5. The "Significance" vs. "Importance" Trap

This is the most important lesson.

  • Significance: "Is this result real, or just a fluke?" (Did the coin land on heads 10 times in a row by chance?)
  • Importance: "Does this result matter?" (If the coin lands on heads, does it change the outcome of the game?)
  • The Analogy: Imagine you are testing a new medicine.
    • Significant but Useless: The medicine cures a headache in 0.001 seconds faster than a placebo. It is "statistically significant" (because you tested 1 million people), but it's useless to a patient.
    • Not Significant but Vital: The medicine cures a headache in 10 minutes, but your sample size was small, so the math says "we aren't 95% sure." But if you ignore it, people suffer.
  • The Advice: In choice modelling (like transport planning), we need to care about Policy Importance. If a variable (like cost) makes sense logically, keep it in the model even if the math says it's "weak." Don't throw away a variable just because it didn't pass the 95% test.

Summary: What Should You Do?

The authors are telling choice modellers to:

  1. Stop obsessing over the 95% line. It's an arbitrary rule that breaks with big or small data.
  2. Be honest about the "fuzziness." Report the actual numbers (standard errors), not just stars.
  3. Ask "So What?" A result can be statistically real but practically useless. Focus on whether the finding changes how we understand human behavior or helps make better policies.
  4. Use better tools.
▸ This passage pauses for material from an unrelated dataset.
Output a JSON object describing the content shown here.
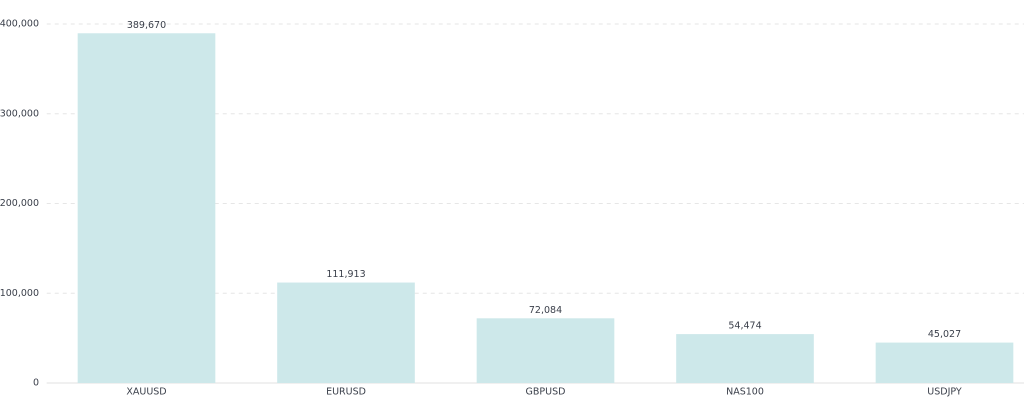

If you have complex data (like people making many trips), use better math (like bootstrapping) to get the right "fuzziness" measurement.

In a nutshell: Don't let the math trick you into thinking a tiny, meaningless difference is a breakthrough, and don't let the math trick you into throwing away a potentially huge idea just because the sample size was small. Use your brain, not just your calculator.